A particularly fine selection of items was consigned by Mr. and Mrs. Stephen Hilbert. Though an early and somewhat atypical Jean-Antoine Watteau Nymphe de Fontaine (est. $500,000-$800,000) was unsold at $400,000 bid, most of the other pictures sold gratifyingly well. François-André Vincent’s Zeuxis Choosing His Models (est. $400,000-$600,000), a reduced replica (by the artists and his assistants) of the artist’s monumental canvas exhibited at the Salon of 1789, sold to a phone bidder for a strong $734,400, and Francois-Xavier Fabre’s Portrait of Edgar Clarke (est. $150,000-$200,000), depicting the tousle-haired boy in a unisex neoclassical white shift chasing butterflies in a forest, had a curiously Biedermeier air about it but sold very well indeed at $336,000.
But by far the finest of the Hilbert pictures was an extraordinary group portrait of the household and private court of the Duc and Duchesse du Maine under the guise of the Feast of Dido and Aeneas (est. $1,000,000-$1,500,000), by François de Troy. The court presided over by the Duc (a legitimized bastard son of Louis XIV) and the Duchesse was notorious for both the opulence of its parties and talents of its guests, described in Sotheby’s catalogue as "poets, comedians, musicians, dancers and intellectuals of all kinds who were expected to be there around the clock."

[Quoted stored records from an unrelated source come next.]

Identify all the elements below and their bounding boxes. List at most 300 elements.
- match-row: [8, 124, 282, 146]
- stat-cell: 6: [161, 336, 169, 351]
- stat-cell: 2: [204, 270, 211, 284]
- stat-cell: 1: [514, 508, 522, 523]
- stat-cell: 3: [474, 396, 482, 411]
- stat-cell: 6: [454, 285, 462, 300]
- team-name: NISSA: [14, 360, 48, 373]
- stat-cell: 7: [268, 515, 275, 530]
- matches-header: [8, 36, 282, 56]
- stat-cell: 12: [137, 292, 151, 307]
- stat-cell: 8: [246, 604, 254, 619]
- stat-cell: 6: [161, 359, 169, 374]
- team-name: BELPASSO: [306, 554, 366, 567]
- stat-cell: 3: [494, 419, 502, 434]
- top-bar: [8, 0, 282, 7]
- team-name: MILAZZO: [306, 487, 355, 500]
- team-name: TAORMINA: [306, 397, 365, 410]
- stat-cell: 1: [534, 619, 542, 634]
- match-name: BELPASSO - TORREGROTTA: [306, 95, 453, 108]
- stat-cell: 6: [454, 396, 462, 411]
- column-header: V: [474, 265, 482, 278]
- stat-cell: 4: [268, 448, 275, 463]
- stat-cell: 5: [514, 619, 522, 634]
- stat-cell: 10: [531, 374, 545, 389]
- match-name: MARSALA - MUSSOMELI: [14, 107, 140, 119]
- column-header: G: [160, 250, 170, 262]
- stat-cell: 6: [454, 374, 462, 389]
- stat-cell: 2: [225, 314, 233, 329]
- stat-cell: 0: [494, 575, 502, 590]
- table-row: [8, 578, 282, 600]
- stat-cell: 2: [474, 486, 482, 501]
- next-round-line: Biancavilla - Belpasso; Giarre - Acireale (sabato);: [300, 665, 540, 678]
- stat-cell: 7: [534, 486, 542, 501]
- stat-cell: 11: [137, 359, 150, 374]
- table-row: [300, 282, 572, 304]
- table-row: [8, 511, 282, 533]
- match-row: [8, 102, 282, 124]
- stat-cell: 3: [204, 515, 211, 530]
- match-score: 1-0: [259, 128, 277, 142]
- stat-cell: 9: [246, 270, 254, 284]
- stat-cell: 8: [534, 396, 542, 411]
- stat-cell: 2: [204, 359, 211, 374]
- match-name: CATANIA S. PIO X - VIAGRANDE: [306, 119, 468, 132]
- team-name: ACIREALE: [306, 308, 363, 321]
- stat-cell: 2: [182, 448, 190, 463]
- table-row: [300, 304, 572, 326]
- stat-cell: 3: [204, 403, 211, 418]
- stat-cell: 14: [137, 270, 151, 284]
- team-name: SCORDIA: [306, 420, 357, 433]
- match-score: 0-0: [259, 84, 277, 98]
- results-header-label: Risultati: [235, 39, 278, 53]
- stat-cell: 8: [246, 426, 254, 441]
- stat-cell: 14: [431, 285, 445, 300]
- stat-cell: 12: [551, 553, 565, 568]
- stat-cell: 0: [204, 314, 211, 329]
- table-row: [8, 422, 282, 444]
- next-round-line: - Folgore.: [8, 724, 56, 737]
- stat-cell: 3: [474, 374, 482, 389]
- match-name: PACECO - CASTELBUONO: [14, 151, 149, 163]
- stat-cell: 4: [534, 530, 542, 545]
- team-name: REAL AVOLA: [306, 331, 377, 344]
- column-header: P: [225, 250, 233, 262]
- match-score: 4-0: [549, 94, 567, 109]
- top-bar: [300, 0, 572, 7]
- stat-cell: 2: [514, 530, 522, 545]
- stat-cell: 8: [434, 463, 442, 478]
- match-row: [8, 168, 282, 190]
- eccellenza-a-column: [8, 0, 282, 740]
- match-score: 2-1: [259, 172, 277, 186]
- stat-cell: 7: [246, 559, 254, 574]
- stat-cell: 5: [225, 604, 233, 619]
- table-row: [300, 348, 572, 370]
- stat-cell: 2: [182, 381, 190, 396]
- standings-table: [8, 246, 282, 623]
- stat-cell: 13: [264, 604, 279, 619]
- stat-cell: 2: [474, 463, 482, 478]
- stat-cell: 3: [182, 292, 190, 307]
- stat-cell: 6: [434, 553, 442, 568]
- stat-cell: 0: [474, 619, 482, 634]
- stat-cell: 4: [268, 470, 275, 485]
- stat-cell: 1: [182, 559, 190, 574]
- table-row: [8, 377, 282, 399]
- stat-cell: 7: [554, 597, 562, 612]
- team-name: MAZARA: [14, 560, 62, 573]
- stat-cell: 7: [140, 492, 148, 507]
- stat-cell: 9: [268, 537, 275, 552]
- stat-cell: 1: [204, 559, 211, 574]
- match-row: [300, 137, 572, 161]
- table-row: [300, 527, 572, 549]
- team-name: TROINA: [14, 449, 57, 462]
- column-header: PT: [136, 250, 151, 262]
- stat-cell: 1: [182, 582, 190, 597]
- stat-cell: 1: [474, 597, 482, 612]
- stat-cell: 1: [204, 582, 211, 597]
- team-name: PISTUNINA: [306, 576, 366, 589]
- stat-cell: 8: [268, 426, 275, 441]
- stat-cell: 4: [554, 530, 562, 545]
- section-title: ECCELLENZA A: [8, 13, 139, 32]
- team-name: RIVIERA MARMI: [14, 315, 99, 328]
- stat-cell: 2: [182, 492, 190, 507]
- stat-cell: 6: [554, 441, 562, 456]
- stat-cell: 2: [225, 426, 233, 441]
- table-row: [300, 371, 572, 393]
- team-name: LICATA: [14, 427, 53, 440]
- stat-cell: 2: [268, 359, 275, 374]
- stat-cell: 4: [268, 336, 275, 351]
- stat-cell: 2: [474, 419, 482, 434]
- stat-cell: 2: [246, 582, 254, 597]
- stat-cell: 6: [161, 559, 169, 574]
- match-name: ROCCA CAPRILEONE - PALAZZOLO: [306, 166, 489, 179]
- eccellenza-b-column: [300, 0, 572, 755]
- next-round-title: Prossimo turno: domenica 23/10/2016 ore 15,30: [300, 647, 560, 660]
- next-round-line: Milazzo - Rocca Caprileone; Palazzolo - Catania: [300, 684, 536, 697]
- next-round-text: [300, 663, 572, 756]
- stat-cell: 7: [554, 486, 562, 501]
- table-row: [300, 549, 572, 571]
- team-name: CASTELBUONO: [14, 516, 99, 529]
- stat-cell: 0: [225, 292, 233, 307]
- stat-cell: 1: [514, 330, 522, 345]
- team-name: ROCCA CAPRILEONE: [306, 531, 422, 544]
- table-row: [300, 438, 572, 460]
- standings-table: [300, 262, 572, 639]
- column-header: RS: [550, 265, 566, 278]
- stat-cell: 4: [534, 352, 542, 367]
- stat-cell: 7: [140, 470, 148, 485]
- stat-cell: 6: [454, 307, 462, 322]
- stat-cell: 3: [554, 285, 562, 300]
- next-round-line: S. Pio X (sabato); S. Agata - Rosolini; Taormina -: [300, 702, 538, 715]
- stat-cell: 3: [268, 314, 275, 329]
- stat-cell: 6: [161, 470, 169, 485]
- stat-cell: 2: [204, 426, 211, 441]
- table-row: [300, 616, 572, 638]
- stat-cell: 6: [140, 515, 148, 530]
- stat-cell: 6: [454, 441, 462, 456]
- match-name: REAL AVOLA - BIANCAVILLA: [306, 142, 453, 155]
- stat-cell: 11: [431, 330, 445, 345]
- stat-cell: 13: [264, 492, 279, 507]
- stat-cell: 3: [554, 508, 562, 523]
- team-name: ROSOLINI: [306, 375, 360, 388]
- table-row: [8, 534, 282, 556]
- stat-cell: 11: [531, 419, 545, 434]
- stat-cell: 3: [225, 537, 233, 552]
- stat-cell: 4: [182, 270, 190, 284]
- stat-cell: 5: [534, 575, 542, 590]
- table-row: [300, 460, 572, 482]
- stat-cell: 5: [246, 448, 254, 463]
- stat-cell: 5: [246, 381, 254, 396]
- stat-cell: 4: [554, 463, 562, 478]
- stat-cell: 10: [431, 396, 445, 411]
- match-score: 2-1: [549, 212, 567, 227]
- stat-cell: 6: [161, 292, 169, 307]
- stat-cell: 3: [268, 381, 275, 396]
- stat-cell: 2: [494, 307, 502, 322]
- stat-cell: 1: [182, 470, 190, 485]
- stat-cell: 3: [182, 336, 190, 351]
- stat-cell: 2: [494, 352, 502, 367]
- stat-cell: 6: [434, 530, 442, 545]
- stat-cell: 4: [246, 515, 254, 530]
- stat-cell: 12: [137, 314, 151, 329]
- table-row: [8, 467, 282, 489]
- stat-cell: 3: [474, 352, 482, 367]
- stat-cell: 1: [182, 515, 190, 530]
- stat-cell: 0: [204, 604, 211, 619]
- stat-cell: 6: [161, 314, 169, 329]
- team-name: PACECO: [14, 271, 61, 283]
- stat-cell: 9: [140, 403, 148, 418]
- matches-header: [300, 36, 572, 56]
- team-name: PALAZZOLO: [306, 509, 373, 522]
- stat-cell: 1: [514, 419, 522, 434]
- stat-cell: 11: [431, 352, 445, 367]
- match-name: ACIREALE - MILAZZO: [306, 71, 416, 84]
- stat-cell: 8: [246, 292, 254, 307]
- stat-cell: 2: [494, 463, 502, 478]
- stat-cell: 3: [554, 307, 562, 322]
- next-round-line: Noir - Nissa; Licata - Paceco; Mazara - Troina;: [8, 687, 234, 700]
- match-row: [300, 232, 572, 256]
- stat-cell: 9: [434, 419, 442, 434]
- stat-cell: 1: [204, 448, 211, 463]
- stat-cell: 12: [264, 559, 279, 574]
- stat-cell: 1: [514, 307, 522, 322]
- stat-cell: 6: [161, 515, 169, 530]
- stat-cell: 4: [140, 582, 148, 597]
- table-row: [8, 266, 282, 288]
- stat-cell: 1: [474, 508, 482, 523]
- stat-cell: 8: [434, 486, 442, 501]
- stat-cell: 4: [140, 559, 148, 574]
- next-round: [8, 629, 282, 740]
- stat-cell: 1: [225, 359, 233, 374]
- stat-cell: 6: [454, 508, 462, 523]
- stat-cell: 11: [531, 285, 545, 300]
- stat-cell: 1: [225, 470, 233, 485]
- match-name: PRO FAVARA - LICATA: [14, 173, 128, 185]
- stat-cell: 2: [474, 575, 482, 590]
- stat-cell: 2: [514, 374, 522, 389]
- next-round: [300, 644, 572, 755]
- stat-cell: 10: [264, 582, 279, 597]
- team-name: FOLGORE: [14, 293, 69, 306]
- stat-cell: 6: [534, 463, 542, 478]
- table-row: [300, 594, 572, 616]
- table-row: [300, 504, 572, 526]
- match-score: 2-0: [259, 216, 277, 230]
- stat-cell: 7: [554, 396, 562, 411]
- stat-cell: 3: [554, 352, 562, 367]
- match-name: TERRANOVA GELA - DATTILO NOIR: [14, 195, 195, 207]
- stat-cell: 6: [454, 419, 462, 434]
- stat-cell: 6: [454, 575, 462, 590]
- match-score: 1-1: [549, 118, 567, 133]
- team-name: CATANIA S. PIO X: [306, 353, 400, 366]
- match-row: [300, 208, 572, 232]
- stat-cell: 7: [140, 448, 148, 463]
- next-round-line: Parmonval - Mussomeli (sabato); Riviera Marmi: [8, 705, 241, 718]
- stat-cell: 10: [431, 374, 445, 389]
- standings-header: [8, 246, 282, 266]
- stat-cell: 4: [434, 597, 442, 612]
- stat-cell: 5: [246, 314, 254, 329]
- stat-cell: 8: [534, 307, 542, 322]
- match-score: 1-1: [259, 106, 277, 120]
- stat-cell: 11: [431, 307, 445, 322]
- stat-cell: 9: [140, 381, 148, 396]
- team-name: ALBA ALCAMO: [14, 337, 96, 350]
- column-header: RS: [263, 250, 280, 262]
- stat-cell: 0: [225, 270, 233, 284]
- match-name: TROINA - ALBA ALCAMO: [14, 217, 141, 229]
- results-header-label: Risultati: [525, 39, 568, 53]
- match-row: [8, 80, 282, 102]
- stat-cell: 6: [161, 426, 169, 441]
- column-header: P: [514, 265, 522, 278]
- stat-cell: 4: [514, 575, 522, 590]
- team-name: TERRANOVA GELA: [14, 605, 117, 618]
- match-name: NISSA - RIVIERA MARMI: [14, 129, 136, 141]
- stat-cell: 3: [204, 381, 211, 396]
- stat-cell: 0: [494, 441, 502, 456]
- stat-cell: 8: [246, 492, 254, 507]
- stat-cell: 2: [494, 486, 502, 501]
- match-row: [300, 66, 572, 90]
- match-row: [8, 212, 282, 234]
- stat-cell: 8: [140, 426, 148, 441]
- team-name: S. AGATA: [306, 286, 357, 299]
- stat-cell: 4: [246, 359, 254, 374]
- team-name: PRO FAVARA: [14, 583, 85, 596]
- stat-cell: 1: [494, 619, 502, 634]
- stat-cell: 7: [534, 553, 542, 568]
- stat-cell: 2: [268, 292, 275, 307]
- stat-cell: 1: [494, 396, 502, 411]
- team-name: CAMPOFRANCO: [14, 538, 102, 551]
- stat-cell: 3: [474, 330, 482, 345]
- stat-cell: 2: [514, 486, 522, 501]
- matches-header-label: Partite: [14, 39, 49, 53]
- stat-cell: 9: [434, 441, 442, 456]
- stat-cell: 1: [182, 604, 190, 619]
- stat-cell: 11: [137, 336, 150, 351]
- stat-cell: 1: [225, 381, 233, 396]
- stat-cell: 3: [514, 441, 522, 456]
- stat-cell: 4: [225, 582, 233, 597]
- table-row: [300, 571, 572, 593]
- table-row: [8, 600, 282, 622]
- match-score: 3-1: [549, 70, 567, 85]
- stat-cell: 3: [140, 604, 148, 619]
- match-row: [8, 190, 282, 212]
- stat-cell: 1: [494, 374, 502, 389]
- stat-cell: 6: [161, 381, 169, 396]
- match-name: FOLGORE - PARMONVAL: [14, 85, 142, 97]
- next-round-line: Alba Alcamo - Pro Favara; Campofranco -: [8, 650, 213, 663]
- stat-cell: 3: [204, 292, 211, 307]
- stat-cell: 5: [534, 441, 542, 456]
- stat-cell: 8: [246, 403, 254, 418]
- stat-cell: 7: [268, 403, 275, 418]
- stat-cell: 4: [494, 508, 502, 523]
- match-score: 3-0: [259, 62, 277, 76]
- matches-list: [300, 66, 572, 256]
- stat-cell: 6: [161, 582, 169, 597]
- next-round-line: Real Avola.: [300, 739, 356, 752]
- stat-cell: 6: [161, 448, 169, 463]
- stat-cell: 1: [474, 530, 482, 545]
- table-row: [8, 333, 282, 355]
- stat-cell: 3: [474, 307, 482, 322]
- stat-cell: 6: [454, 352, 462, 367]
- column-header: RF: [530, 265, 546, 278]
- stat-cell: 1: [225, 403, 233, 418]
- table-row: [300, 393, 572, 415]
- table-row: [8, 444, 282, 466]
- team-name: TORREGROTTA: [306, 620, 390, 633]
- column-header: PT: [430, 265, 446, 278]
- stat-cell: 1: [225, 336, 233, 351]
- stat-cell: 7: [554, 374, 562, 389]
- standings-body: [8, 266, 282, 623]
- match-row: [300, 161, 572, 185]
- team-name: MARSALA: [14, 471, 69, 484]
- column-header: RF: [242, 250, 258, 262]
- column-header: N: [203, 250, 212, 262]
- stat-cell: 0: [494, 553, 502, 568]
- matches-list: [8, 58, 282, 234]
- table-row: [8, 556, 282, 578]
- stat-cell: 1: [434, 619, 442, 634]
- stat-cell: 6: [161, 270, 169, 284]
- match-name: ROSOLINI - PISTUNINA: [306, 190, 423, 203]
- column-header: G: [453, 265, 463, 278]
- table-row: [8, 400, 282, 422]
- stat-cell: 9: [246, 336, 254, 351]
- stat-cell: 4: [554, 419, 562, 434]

De Troy’s panorama of the court in this mythological guise was crammed with over 40 portraits (including a self-portrait of the artist). A lesser painter would have produced a dreary masquerade, but De Troy’s light and sensuous brush delineated each head with liveliness, personality and humor, producing an unheralded masterpiece of early 18th-century French painting.
Purchased by the Hilberts from Wildenstein & Co. more than a decade ago for a staggering $3.4 million, its superlative quality, its scale and courtly subject are still not to the taste of the average American collector or museum. The picture sold to a phone bidder (rumored to be the French government) for $1,776,000.
PAUL JEROMACK is a New York critic and journalist.